A VELA APAGADA - "Uma mulher lavava a roupa, e pelo frio tinha os pés muito vermelhos;

A VELA APAGADA


"Uma mulher lavava a roupa, e pelo frio tinha os pés muito vermelhos; e passando por ela um padre, perguntou com admiração o que causava tal vermelhidão; ao que a mulher respondeu logo que tal efeito acontecia porque ela tinha debaixo dela um fogo. Então o padre segurou o membro que o fez ser padre e não freira e, encostando-se a ela, com doce e persuasiva voz, pediu-lhe que fizesse o favor de lhe acender aquela vela."

Eis uma anedota ordinarota que facilmente imaginamos a ser contada pelo Camilo de Oliveira nos velhos tempos do Parque Mayer para um público ávido de histórias picantes.
Acontece que se trata de um texto retirado de um dos códices de Leonardo da Vinci, o Códice Atlântico, que se encontra na Biblioteca Ambrosiana de Milão.
Ora, assim sendo, o cenário muda de figura.
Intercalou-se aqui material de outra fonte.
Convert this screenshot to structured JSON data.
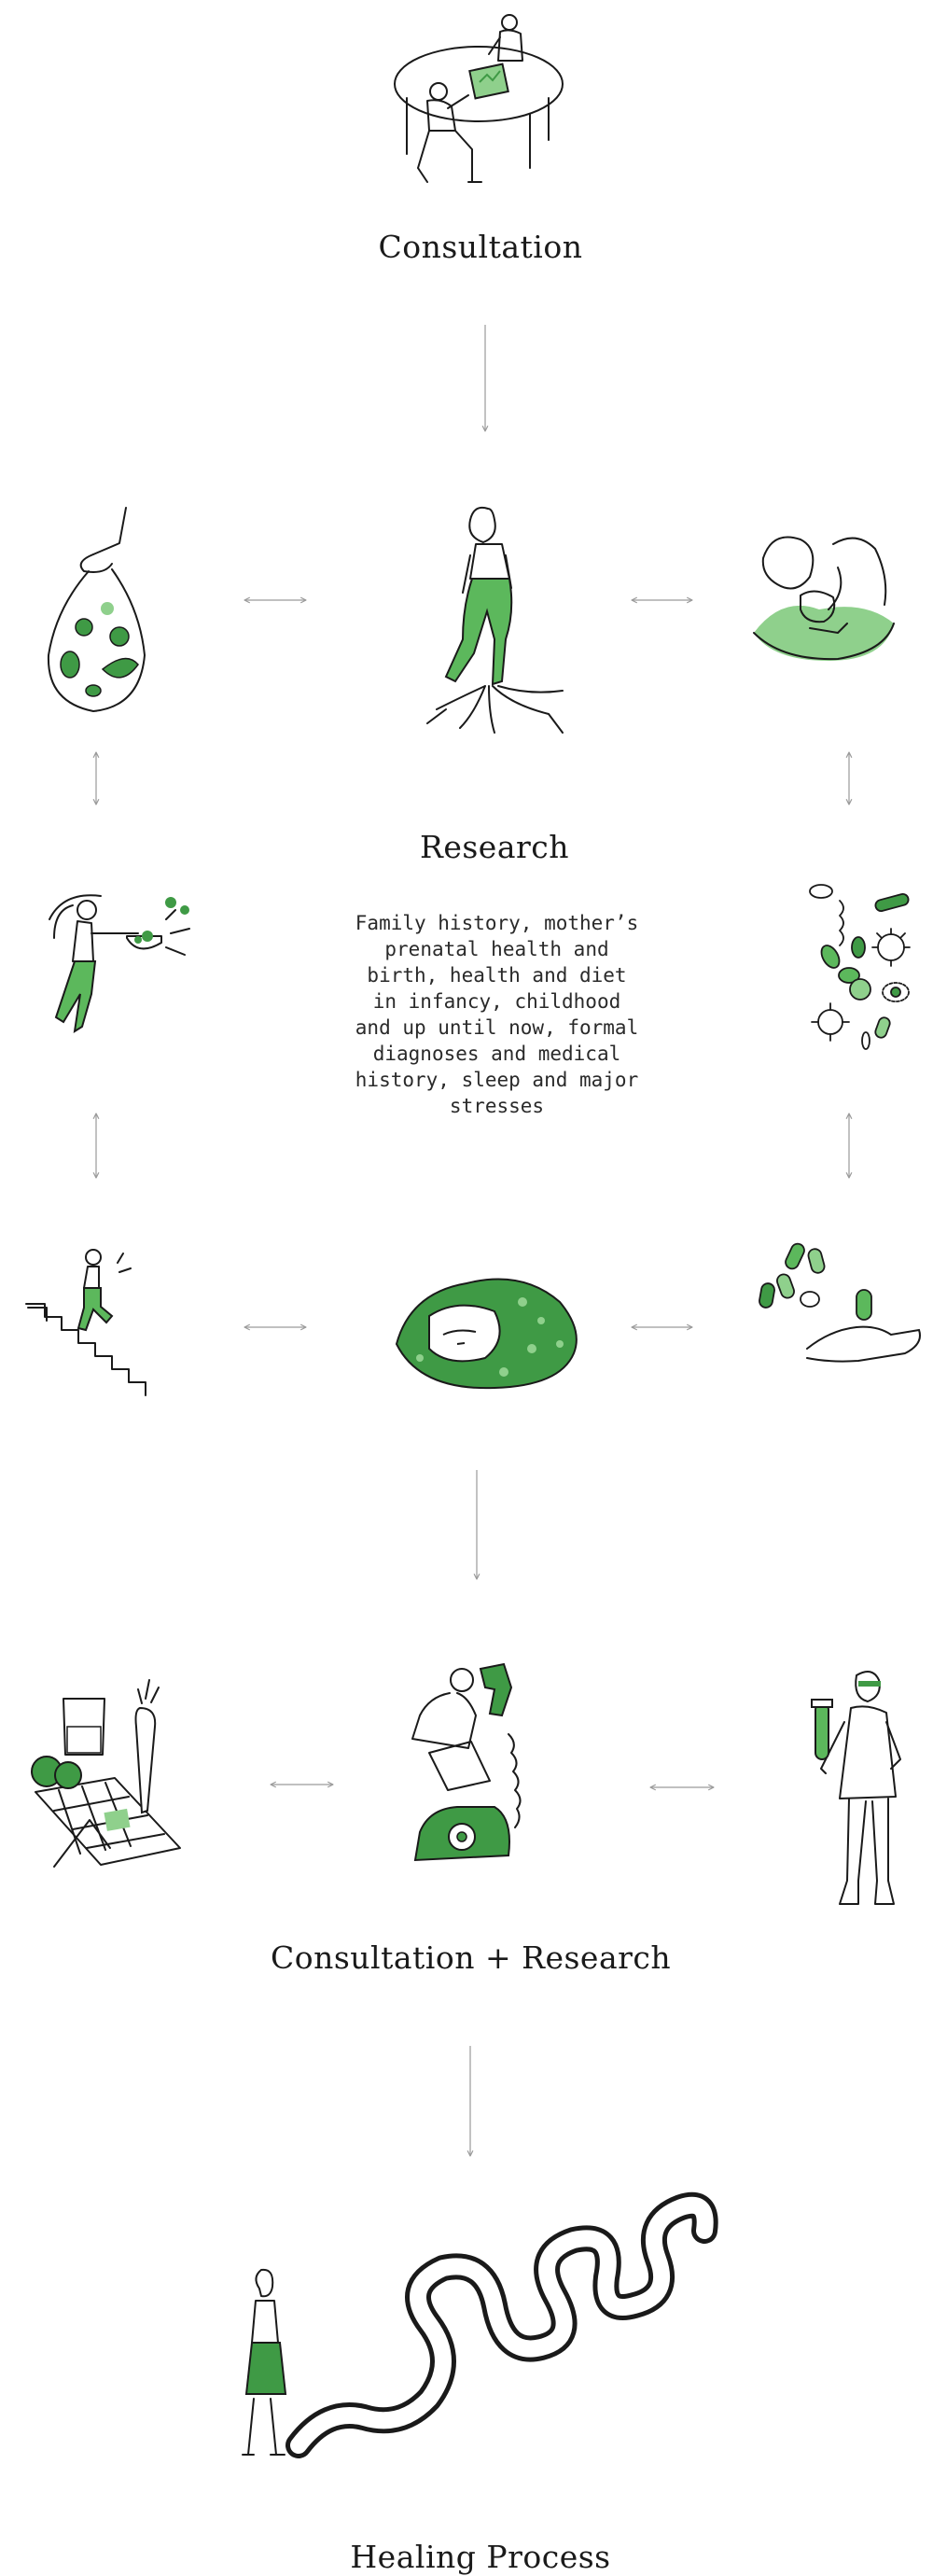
{
  "steps": {
    "consultation": {
      "title": "Consultation"
    },
    "research": {
      "title": "Research",
      "description": "Family history, mother’s\nprenatal health and\nbirth, health and diet\nin infancy, childhood\nand up until now, formal\ndiagnoses and medical\nhistory, sleep and major\nstresses"
    },
    "consultation_research": {
      "title": "Consultation + Research"
    },
    "healing_process": {
      "title": "Healing Process"
    }
  },
  "colors": {
    "accent_green": "#3f9a45",
    "light_green": "#8fd08c",
    "ink": "#1a1a1a",
    "arrow": "#9a9a9a"
  },
  "icons": [
    "consultation-table-icon",
    "grocery-bag-icon",
    "woman-roots-icon",
    "family-embrace-icon",
    "cooking-woman-icon",
    "microbes-icon",
    "stairs-runner-icon",
    "sleeping-person-icon",
    "pills-hand-icon",
    "diet-calendar-icon",
    "phone-call-icon",
    "lab-scientist-icon",
    "winding-path-icon"
  ]
}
O facto de ter uma proveniência erudita e de se tratar de um texto com mais de 500 anos, muda radicalmente a nossa relação com ele. Mais até do que o nosso conhecimento da pessoa que o escreveu, é o tempo, a distância, a história, tal como acontece com os textos latinos de Petrónio ou de Marcial, que muda a nossa relação com ele.
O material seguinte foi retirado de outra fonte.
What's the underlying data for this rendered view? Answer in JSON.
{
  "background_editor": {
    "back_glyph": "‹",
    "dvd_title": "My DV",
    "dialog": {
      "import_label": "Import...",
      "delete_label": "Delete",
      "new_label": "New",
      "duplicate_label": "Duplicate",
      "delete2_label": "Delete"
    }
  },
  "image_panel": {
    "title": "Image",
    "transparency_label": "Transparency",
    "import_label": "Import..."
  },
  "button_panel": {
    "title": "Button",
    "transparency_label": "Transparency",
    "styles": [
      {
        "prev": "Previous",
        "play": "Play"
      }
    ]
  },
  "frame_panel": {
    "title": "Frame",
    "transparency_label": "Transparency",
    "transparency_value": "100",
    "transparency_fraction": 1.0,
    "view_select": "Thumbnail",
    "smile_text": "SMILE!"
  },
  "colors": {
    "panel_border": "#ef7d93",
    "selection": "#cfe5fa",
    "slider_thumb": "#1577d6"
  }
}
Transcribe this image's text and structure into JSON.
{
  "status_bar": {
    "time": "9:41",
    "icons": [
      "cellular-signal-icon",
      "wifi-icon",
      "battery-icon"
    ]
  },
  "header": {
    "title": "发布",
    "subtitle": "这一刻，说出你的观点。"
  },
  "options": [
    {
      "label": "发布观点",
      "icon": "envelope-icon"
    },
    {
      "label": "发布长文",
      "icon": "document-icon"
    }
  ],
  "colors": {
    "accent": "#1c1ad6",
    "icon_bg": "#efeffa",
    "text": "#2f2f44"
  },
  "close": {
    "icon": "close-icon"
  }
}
Uma anedota ordinária com 500 ou 1000 anos deixa de ser uma anedota ordinária para passar a ser um objecto histórico, erudito e culturalmente relevante. Como se o tempo fosse um antídoto que libertasse o texto da sua mácula original. O tempo é, de facto, um grande escultor. Sem mãos, sem dedos, sem músculos, sem ossos e, sobretudo, sem consciência, consegue transformar um objecto moralmente desprezível numa cândida e encantadora preciosidade.